« L'Iran n'a pas fermé la porte aux voyageurs français », a déclaré vendredi à l'AFP Marjan Saboori, directrice du tourisme de la Maison de l'Iran à Paris, présente sur un grand stand coloré qui met en scène les trésors de la Perse antique. « Il n'y a absolument aucun sentiment antifrançais parmi la population iranienne, c'est un problème politique entre gouvernements », a-t-elle assuré.
Le Quai d'Orsay conseille sur son site Internet « de surseoir à tout voyage non essentiel en Iran ». Les services de sécurité iraniens sont « très suspicieux à l'égard des contacts avec la population » et « à l'égard des prises de photographies », prévient le site.

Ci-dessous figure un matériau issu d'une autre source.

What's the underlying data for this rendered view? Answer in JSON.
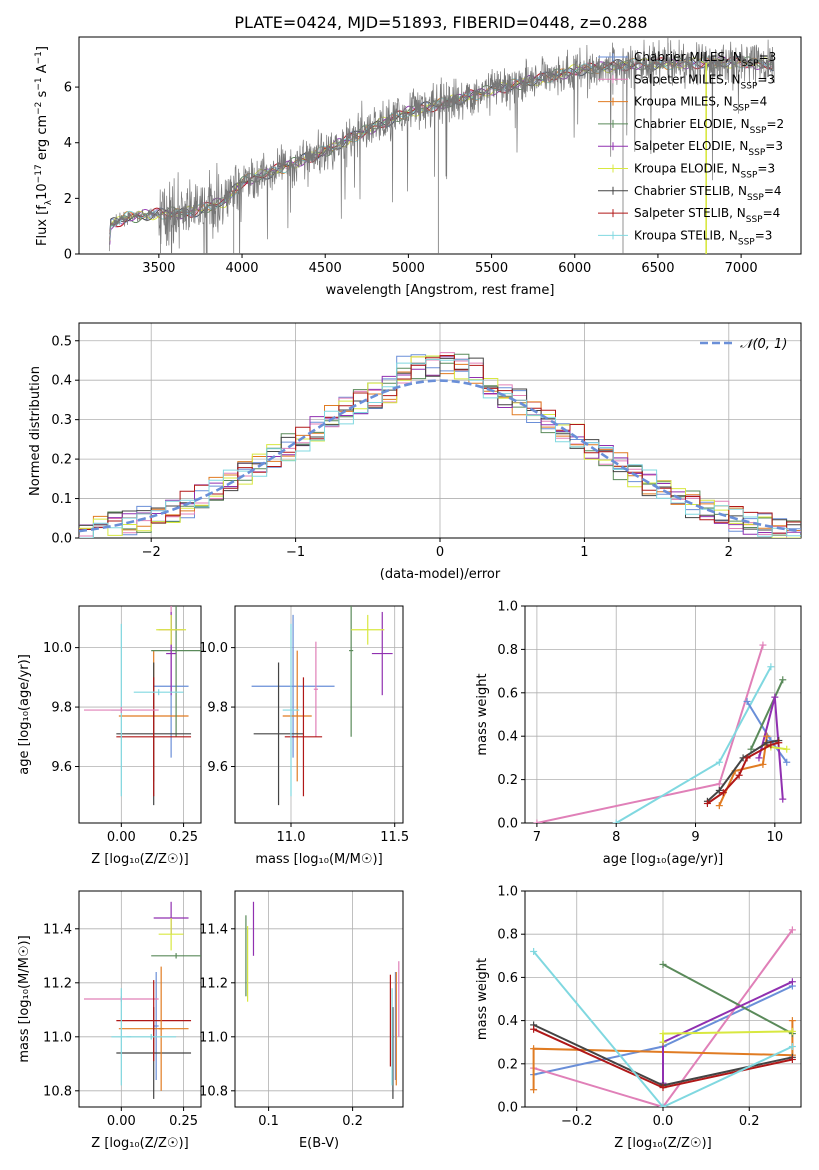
{
  "page": {
    "title": "PLATE=0424, MJD=51893, FIBERID=0448, z=0.288"
  },
  "colors": {
    "Chabrier MILES": "#6a8fd8",
    "Salpeter MILES": "#e080b8",
    "Kroupa MILES": "#e07b22",
    "Chabrier ELODIE": "#5a8a5a",
    "Salpeter ELODIE": "#9030b0",
    "Kroupa ELODIE": "#d8e840",
    "Chabrier STELIB": "#444444",
    "Salpeter STELIB": "#b01818",
    "Kroupa STELIB": "#80d8e0"
  },
  "chart_data": [
    {
      "id": "spectrum",
      "type": "line",
      "xlabel": "wavelength [Angstrom, rest frame]",
      "ylabel_parts": {
        "pre": "Flux [f",
        "sub1": "λ",
        "mid": "10",
        "sup1": "−17",
        "post": " erg cm",
        "sup2": "−2",
        "post2": " s",
        "sup3": "−1",
        "post3": " A",
        "sup4": "−1",
        "end": "]"
      },
      "xlim": [
        3020,
        7360
      ],
      "ylim": [
        0,
        7.8
      ],
      "xticks": [
        3500,
        4000,
        4500,
        5000,
        5500,
        6000,
        6500,
        7000
      ],
      "yticks": [
        0,
        2,
        4,
        6
      ],
      "legend_placement": "top-right",
      "legend": [
        {
          "label": "Chabrier MILES, N",
          "sub": "SSP",
          "suffix": "=3"
        },
        {
          "label": "Salpeter MILES, N",
          "sub": "SSP",
          "suffix": "=3"
        },
        {
          "label": "Kroupa MILES, N",
          "sub": "SSP",
          "suffix": "=4"
        },
        {
          "label": "Chabrier ELODIE, N",
          "sub": "SSP",
          "suffix": "=2"
        },
        {
          "label": "Salpeter ELODIE, N",
          "sub": "SSP",
          "suffix": "=3"
        },
        {
          "label": "Kroupa ELODIE, N",
          "sub": "SSP",
          "suffix": "=3"
        },
        {
          "label": "Chabrier STELIB, N",
          "sub": "SSP",
          "suffix": "=4"
        },
        {
          "label": "Salpeter STELIB, N",
          "sub": "SSP",
          "suffix": "=4"
        },
        {
          "label": "Kroupa STELIB, N",
          "sub": "SSP",
          "suffix": "=3"
        }
      ],
      "continuum": [
        [
          3200,
          0
        ],
        [
          3210,
          1.05
        ],
        [
          3300,
          1.3
        ],
        [
          3500,
          1.45
        ],
        [
          3700,
          1.5
        ],
        [
          3900,
          1.9
        ],
        [
          4000,
          2.6
        ],
        [
          4200,
          3.0
        ],
        [
          4500,
          3.7
        ],
        [
          4800,
          4.6
        ],
        [
          5000,
          5.1
        ],
        [
          5200,
          5.4
        ],
        [
          5500,
          5.9
        ],
        [
          5800,
          6.3
        ],
        [
          6000,
          6.6
        ],
        [
          6300,
          6.8
        ],
        [
          6600,
          6.85
        ],
        [
          7000,
          6.9
        ],
        [
          7200,
          6.8
        ]
      ]
    },
    {
      "id": "residuals",
      "type": "histogram",
      "xlabel": "(data-model)/error",
      "ylabel": "Normed distribution",
      "xlim": [
        -2.5,
        2.5
      ],
      "ylim": [
        0,
        0.545
      ],
      "xticks": [
        -2,
        -1,
        0,
        1,
        2
      ],
      "yticks": [
        0.0,
        0.1,
        0.2,
        0.3,
        0.4,
        0.5
      ],
      "legend": "𝒩(0, 1)",
      "legend_placement": "top-right"
    },
    {
      "id": "Z_age",
      "type": "errorbar",
      "xlabel": "Z [log₁₀(Z/Z☉)]",
      "ylabel": "age  [log₁₀(age/yr)]",
      "xlim": [
        -0.17,
        0.32
      ],
      "ylim": [
        9.41,
        10.14
      ],
      "xticks": [
        0.0,
        0.25
      ],
      "yticks": [
        9.6,
        9.8,
        10.0
      ],
      "points": [
        {
          "model": "Chabrier MILES",
          "x": 0.2,
          "xe": 0.07,
          "y": 9.87,
          "ye": 0.24
        },
        {
          "model": "Salpeter MILES",
          "x": 0.2,
          "xe": 0.05,
          "y": 10.06,
          "ye": 0.2
        },
        {
          "model": "Kroupa MILES",
          "x": 0.13,
          "xe": 0.14,
          "y": 9.77,
          "ye": 0.22
        },
        {
          "model": "Chabrier ELODIE",
          "x": 0.22,
          "xe": 0.1,
          "y": 9.99,
          "ye": 0.29
        },
        {
          "model": "Salpeter ELODIE",
          "x": 0.2,
          "xe": 0.02,
          "y": 9.98,
          "ye": 0.14
        },
        {
          "model": "Kroupa ELODIE",
          "x": 0.2,
          "xe": 0.06,
          "y": 10.06,
          "ye": 0.05
        },
        {
          "model": "Chabrier STELIB",
          "x": 0.13,
          "xe": 0.15,
          "y": 9.71,
          "ye": 0.24
        },
        {
          "model": "Salpeter STELIB",
          "x": 0.13,
          "xe": 0.15,
          "y": 9.7,
          "ye": 0.2
        },
        {
          "model": "Kroupa STELIB",
          "x": 0.0,
          "xe": 0.04,
          "y": 9.79,
          "ye": 0.29
        },
        {
          "model": "Salpeter MILES",
          "x": 0.0,
          "xe": 0.15,
          "y": 9.79,
          "ye": 0.01
        },
        {
          "model": "Kroupa STELIB",
          "x": 0.15,
          "xe": 0.1,
          "y": 9.85,
          "ye": 0.01
        }
      ]
    },
    {
      "id": "mass_age",
      "type": "errorbar",
      "xlabel": "mass [log₁₀(M/M☉)]",
      "ylabel": "",
      "xlim": [
        10.73,
        11.54
      ],
      "ylim": [
        9.41,
        10.14
      ],
      "xticks": [
        11.0,
        11.5
      ],
      "yticks": [
        9.6,
        9.8,
        10.0
      ],
      "points": [
        {
          "model": "Chabrier MILES",
          "x": 11.01,
          "xe": 0.2,
          "y": 9.87,
          "ye": 0.24
        },
        {
          "model": "Salpeter MILES",
          "x": 11.12,
          "xe": 0.01,
          "y": 9.86,
          "ye": 0.16
        },
        {
          "model": "Kroupa MILES",
          "x": 11.03,
          "xe": 0.07,
          "y": 9.77,
          "ye": 0.22
        },
        {
          "model": "Chabrier ELODIE",
          "x": 11.29,
          "xe": 0.01,
          "y": 9.99,
          "ye": 0.29
        },
        {
          "model": "Salpeter ELODIE",
          "x": 11.44,
          "xe": 0.05,
          "y": 9.98,
          "ye": 0.14
        },
        {
          "model": "Kroupa ELODIE",
          "x": 11.37,
          "xe": 0.08,
          "y": 10.06,
          "ye": 0.05
        },
        {
          "model": "Chabrier STELIB",
          "x": 10.94,
          "xe": 0.12,
          "y": 9.71,
          "ye": 0.24
        },
        {
          "model": "Salpeter STELIB",
          "x": 11.06,
          "xe": 0.09,
          "y": 9.7,
          "ye": 0.2
        },
        {
          "model": "Kroupa STELIB",
          "x": 11.0,
          "xe": 0.04,
          "y": 9.79,
          "ye": 0.29
        }
      ]
    },
    {
      "id": "age_massweight",
      "type": "line",
      "xlabel": "age  [log₁₀(age/yr)]",
      "ylabel": "mass weight",
      "xlim": [
        6.85,
        10.33
      ],
      "ylim": [
        0,
        1.0
      ],
      "xticks": [
        7,
        8,
        9,
        10
      ],
      "yticks": [
        0.0,
        0.2,
        0.4,
        0.6,
        0.8,
        1.0
      ],
      "series": [
        {
          "model": "Salpeter MILES",
          "x": [
            7.0,
            9.3,
            9.85
          ],
          "y": [
            0.0,
            0.18,
            0.82
          ]
        },
        {
          "model": "Kroupa STELIB",
          "x": [
            8.0,
            9.3,
            9.95
          ],
          "y": [
            0.0,
            0.28,
            0.72
          ]
        },
        {
          "model": "Chabrier MILES",
          "x": [
            9.65,
            9.95,
            10.15
          ],
          "y": [
            0.56,
            0.38,
            0.28
          ]
        },
        {
          "model": "Chabrier ELODIE",
          "x": [
            9.7,
            10.1
          ],
          "y": [
            0.34,
            0.66
          ]
        },
        {
          "model": "Salpeter ELODIE",
          "x": [
            9.8,
            10.0,
            10.1
          ],
          "y": [
            0.3,
            0.58,
            0.11
          ]
        },
        {
          "model": "Kroupa ELODIE",
          "x": [
            9.95,
            10.15
          ],
          "y": [
            0.35,
            0.34
          ]
        },
        {
          "model": "Kroupa MILES",
          "x": [
            9.3,
            9.5,
            9.85,
            9.9
          ],
          "y": [
            0.08,
            0.24,
            0.27,
            0.4
          ]
        },
        {
          "model": "Chabrier STELIB",
          "x": [
            9.15,
            9.3,
            9.6,
            9.9,
            10.05
          ],
          "y": [
            0.1,
            0.15,
            0.3,
            0.37,
            0.38
          ]
        },
        {
          "model": "Salpeter STELIB",
          "x": [
            9.15,
            9.35,
            9.55,
            9.65,
            9.95,
            10.05
          ],
          "y": [
            0.09,
            0.14,
            0.22,
            0.3,
            0.36,
            0.37
          ]
        }
      ]
    },
    {
      "id": "Z_mass",
      "type": "errorbar",
      "xlabel": "Z [log₁₀(Z/Z☉)]",
      "ylabel": "mass [log₁₀(M/M☉)]",
      "xlim": [
        -0.17,
        0.32
      ],
      "ylim": [
        10.74,
        11.54
      ],
      "xticks": [
        0.0,
        0.25
      ],
      "yticks": [
        10.8,
        11.0,
        11.2,
        11.4
      ],
      "points": [
        {
          "model": "Chabrier MILES",
          "x": 0.14,
          "xe": 0.01,
          "y": 11.04,
          "ye": 0.2
        },
        {
          "model": "Salpeter MILES",
          "x": 0.0,
          "xe": 0.15,
          "y": 11.14,
          "ye": 0.01
        },
        {
          "model": "Kroupa MILES",
          "x": 0.13,
          "xe": 0.14,
          "y": 11.03,
          "ye": 0.01
        },
        {
          "model": "Chabrier ELODIE",
          "x": 0.22,
          "xe": 0.1,
          "y": 11.3,
          "ye": 0.01
        },
        {
          "model": "Salpeter ELODIE",
          "x": 0.2,
          "xe": 0.07,
          "y": 11.44,
          "ye": 0.06
        },
        {
          "model": "Kroupa ELODIE",
          "x": 0.2,
          "xe": 0.05,
          "y": 11.38,
          "ye": 0.06
        },
        {
          "model": "Chabrier STELIB",
          "x": 0.13,
          "xe": 0.15,
          "y": 10.94,
          "ye": 0.17
        },
        {
          "model": "Salpeter STELIB",
          "x": 0.13,
          "xe": 0.15,
          "y": 11.06,
          "ye": 0.15
        },
        {
          "model": "Kroupa STELIB",
          "x": 0.0,
          "xe": 0.04,
          "y": 11.0,
          "ye": 0.18
        },
        {
          "model": "Kroupa MILES",
          "x": 0.16,
          "xe": 0.01,
          "y": 11.03,
          "ye": 0.23
        },
        {
          "model": "Kroupa STELIB",
          "x": 0.12,
          "xe": 0.1,
          "y": 11.0,
          "ye": 0.01
        }
      ]
    },
    {
      "id": "ebv_mass",
      "type": "errorbar",
      "xlabel": "E(B-V)",
      "ylabel": "",
      "xlim": [
        0.06,
        0.26
      ],
      "ylim": [
        10.74,
        11.54
      ],
      "xticks": [
        0.1,
        0.2
      ],
      "yticks": [
        10.8,
        11.0,
        11.2,
        11.4
      ],
      "points": [
        {
          "model": "Chabrier MILES",
          "x": 0.251,
          "y": 11.04,
          "ye": 0.2
        },
        {
          "model": "Salpeter MILES",
          "x": 0.255,
          "y": 11.14,
          "ye": 0.14
        },
        {
          "model": "Kroupa MILES",
          "x": 0.252,
          "y": 11.03,
          "ye": 0.21
        },
        {
          "model": "Chabrier ELODIE",
          "x": 0.073,
          "y": 11.3,
          "ye": 0.15
        },
        {
          "model": "Salpeter ELODIE",
          "x": 0.082,
          "y": 11.4,
          "ye": 0.1
        },
        {
          "model": "Kroupa ELODIE",
          "x": 0.075,
          "y": 11.27,
          "ye": 0.14
        },
        {
          "model": "Chabrier STELIB",
          "x": 0.248,
          "y": 10.94,
          "ye": 0.17
        },
        {
          "model": "Salpeter STELIB",
          "x": 0.245,
          "y": 11.06,
          "ye": 0.17
        },
        {
          "model": "Kroupa STELIB",
          "x": 0.247,
          "y": 11.0,
          "ye": 0.18
        }
      ]
    },
    {
      "id": "Z_massweight",
      "type": "line",
      "xlabel": "Z [log₁₀(Z/Z☉)]",
      "ylabel": "mass weight",
      "xlim": [
        -0.32,
        0.32
      ],
      "ylim": [
        0,
        1.0
      ],
      "xticks": [
        -0.2,
        0.0,
        0.2
      ],
      "yticks": [
        0.0,
        0.2,
        0.4,
        0.6,
        0.8,
        1.0
      ],
      "series": [
        {
          "model": "Chabrier MILES",
          "x": [
            -0.3,
            0.0,
            0.3
          ],
          "y": [
            0.15,
            0.28,
            0.56
          ]
        },
        {
          "model": "Salpeter MILES",
          "x": [
            -0.3,
            0.0,
            0.3
          ],
          "y": [
            0.18,
            0.0,
            0.82
          ]
        },
        {
          "model": "Kroupa MILES",
          "x": [
            -0.3,
            -0.3,
            0.3,
            0.3
          ],
          "y": [
            0.08,
            0.27,
            0.24,
            0.4
          ]
        },
        {
          "model": "Chabrier ELODIE",
          "x": [
            0.0,
            0.3
          ],
          "y": [
            0.66,
            0.34
          ]
        },
        {
          "model": "Salpeter ELODIE",
          "x": [
            0.0,
            0.0,
            0.3
          ],
          "y": [
            0.11,
            0.3,
            0.58
          ]
        },
        {
          "model": "Kroupa ELODIE",
          "x": [
            0.0,
            0.0,
            0.3
          ],
          "y": [
            0.3,
            0.34,
            0.35
          ]
        },
        {
          "model": "Chabrier STELIB",
          "x": [
            -0.3,
            0.0,
            0.3
          ],
          "y": [
            0.38,
            0.1,
            0.23
          ]
        },
        {
          "model": "Salpeter STELIB",
          "x": [
            -0.3,
            0.0,
            0.3
          ],
          "y": [
            0.36,
            0.09,
            0.22
          ]
        },
        {
          "model": "Kroupa STELIB",
          "x": [
            -0.3,
            0.0,
            0.3
          ],
          "y": [
            0.72,
            0.0,
            0.28
          ]
        }
      ]
    }
  ]
}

Les relations entre la France et l'Iran sont au plus bas en raison des ambitions nucléaires iraniennes et de l'arrestation le 1er juillet de la jeune universitaire française Clotilde Reiss, accusée d'avoir participé à des manifestations et libérée sous caution à la mi-août.
Depuis la publication de la consigne cet été par le Quai d'Orsay, « beaucoup de voyages ont été annulés, la plupart des tours opérateurs français ont suspendu la destination, alors que l'année 2009 avait bien démarré », a déploré Marjan Saboori.
Seulement 1 000 touristes français se sont rendus en Iran en 2008, contre 7 000 en 2000, selon les chiffres de la Maison de l'Iran, chargée de la promotion touristique.
« J'espère que notre présence à Top Resa donnera aux Français l'assurance qu'ils seront bien accueillis dans notre pays où règne un calme absolu », a poursuivi Mme Saboori.
« Nous ne sommes pas là pour faire de la politique, mais du tourisme », a fait valoir Jamal Zavichi, directeur général d'Iran Air pour la France. Malgré « quelques annulations », le taux de remplissage des vols Paris-Téhéran atteint 75 %, a-t-il indiqué.